# Quantile-Quantile Plots (QQ plots) 

Quantile-Quantile plots, also known as QQ plots, are a useful tool for comparing data distributions. This notebook will explain what QQ plots are and how to interpret them. The concept of quantiles will be used, which are points in a distribution that relate to the rank order of values in that distribution. For more information on quantiles, refer to the StatQuest video on quantiles and percentiles.

## What is a QQ plot?

A QQ plot is a graphical tool to help us assess if a dataset follows a theoretical distribution. It is constructed by plotting the quantiles of the data against the quantiles of the chosen theoretical distribution. If the data follows the theoretical distribution, the points in the QQ plot will roughly fall on the line $y = x$.

## How to construct a QQ plot?

Here are the steps to construct a QQ plot:

1. **Sort your data**: Arrange the data points from least to greatest.
2. **Calculate Quantiles**: Assign each data point a quantile based on its position in the sorted list.
3. **Choose a theoretical distribution and calculate its quantiles**: This could be any distribution like Normal, Uniform etc. The chosen distribution should have the same number of quantiles as in the data.
4. **Create the plot**: Plot the quantiles from the data (on y-axis) against the quantiles from the theoretical distribution (on x-axis).
5. **Interpret the plot**: If the data follows the theoretical distribution, the points will approximately lie on the line $y = x$. If the points deviate from this line, it suggests that the data may not follow the theoretical distribution.

Let's see an example on how to create a QQ plot in Python.

In [None]:
# Import necessary libraries
import numpy as np
import scipy.stats as stats
import matplotlib.pyplot as plt

# Generate some data
np.random.seed(0)
data = np.random.normal(0, 1, 1000)

# Calculate quantiles
quantiles = stats.probplot(data, dist="norm", plot=plt)
plt.show()

The red line in the above plot is the line $y = x$, which represents the theoretical quantiles. The blue dots represent the quantiles of our data. As we can see, the blue dots approximately follow the red line, suggesting that our data follows a normal distribution.

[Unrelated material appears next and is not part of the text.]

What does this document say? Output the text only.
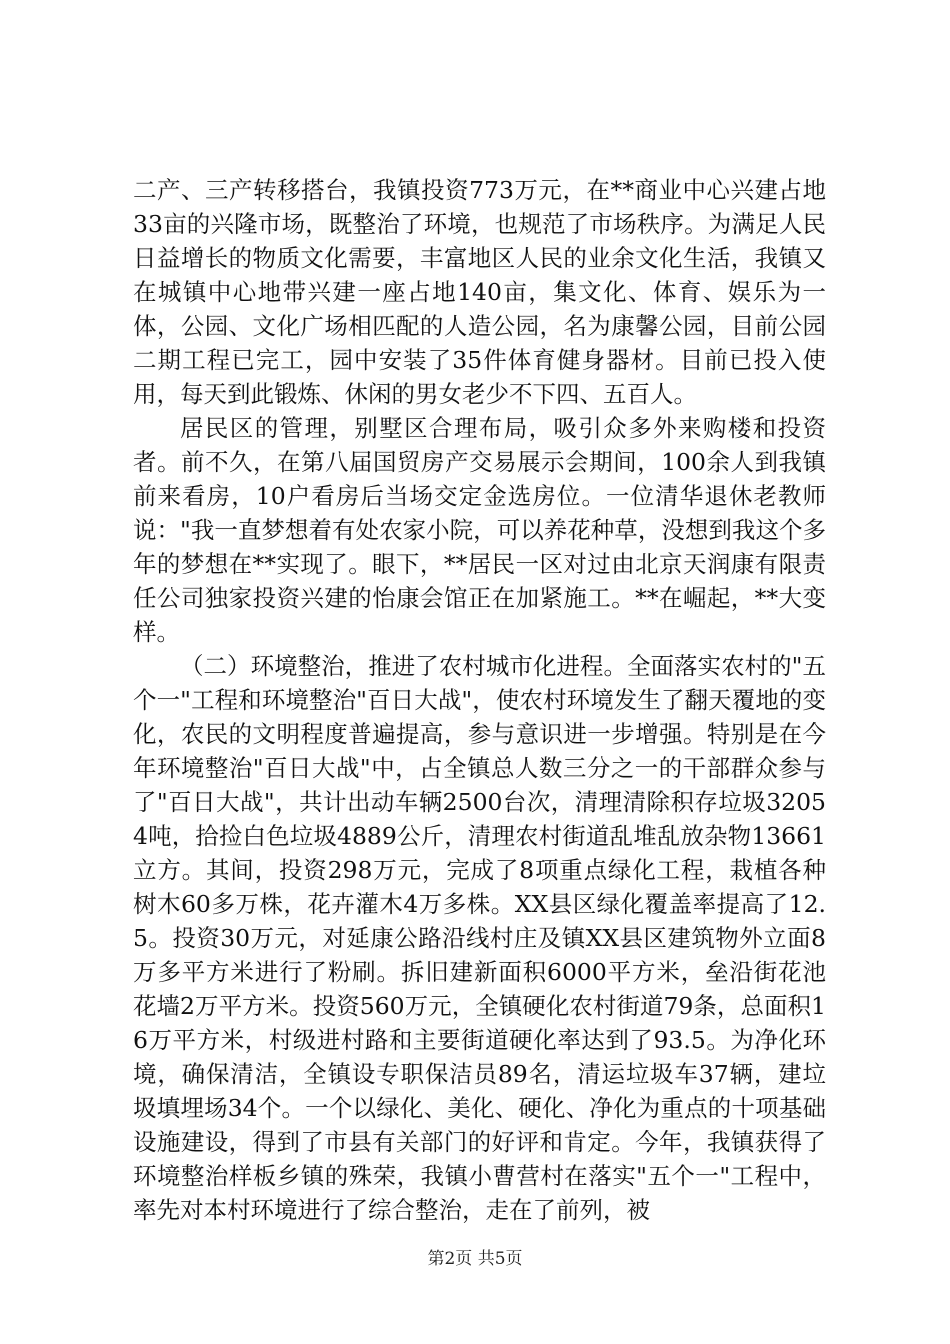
二产、三产转移搭台，我镇投资773万元，在**商业中心兴建占地33亩的兴隆市场，既整治了环境，也规范了市场秩序。为满足人民日益增长的物质文化需要，丰富地区人民的业余文化生活，我镇又在城镇中心地带兴建一座占地140亩，集文化、体育、娱乐为一体，公园、文化广场相匹配的人造公园，名为康馨公园，目前公园二期工程已完工，园中安装了35件体育健身器材。目前已投入使用，每天到此锻炼、休闲的男女老少不下四、五百人。

居民区的管理，别墅区合理布局，吸引众多外来购楼和投资者。前不久，在第八届国贸房产交易展示会期间，100余人到我镇前来看房，10户看房后当场交定金选房位。一位清华退休老教师说："我一直梦想着有处农家小院，可以养花种草，没想到我这个多年的梦想在**实现了。眼下，**居民一区对过由北京天润康有限责任公司独家投资兴建的怡康会馆正在加紧施工。**在崛起，**大变样。

（二）环境整治，推进了农村城市化进程。全面落实农村的"五个一"工程和环境整治"百日大战"，使农村环境发生了翻天覆地的变化，农民的文明程度普遍提高，参与意识进一步增强。特别是在今年环境整治"百日大战"中，占全镇总人数三分之一的干部群众参与了"百日大战"，共计出动车辆2500台次，清理清除积存垃圾32054吨，拾捡白色垃圾4889公斤，清理农村街道乱堆乱放杂物13661立方。其间，投资298万元，完成了8项重点绿化工程，栽植各种树木60多万株，花卉灌木4万多株。XX县区绿化覆盖率提高了12.5。投资30万元，对延康公路沿线村庄及镇XX县区建筑物外立面8万多平方米进行了粉刷。拆旧建新面积6000平方米，垒沿街花池花墙2万平方米。投资560万元，全镇硬化农村街道79条，总面积16万平方米，村级进村路和主要街道硬化率达到了93.5。为净化环境，确保清洁，全镇设专职保洁员89名，清运垃圾车37辆，建垃圾填埋场34个。一个以绿化、美化、硬化、净化为重点的十项基础设施建设，得到了市县有关部门的好评和肯定。今年，我镇获得了环境整治样板乡镇的殊荣，我镇小曹营村在落实"五个一"工程中，率先对本村环境进行了综合整治，走在了前列，被

第2页 共5页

QQ plots can also be used to compare two datasets to check if they come from the same distribution. To do this, we simply plot the quantiles of one dataset against the quantiles of the other dataset.

Remember that QQ plots do not prove that your data comes from a certain distribution, it only suggests that it could. Other tests, like the Kolmogorov-Smirnov test, can be used to statistically test the distribution of the data.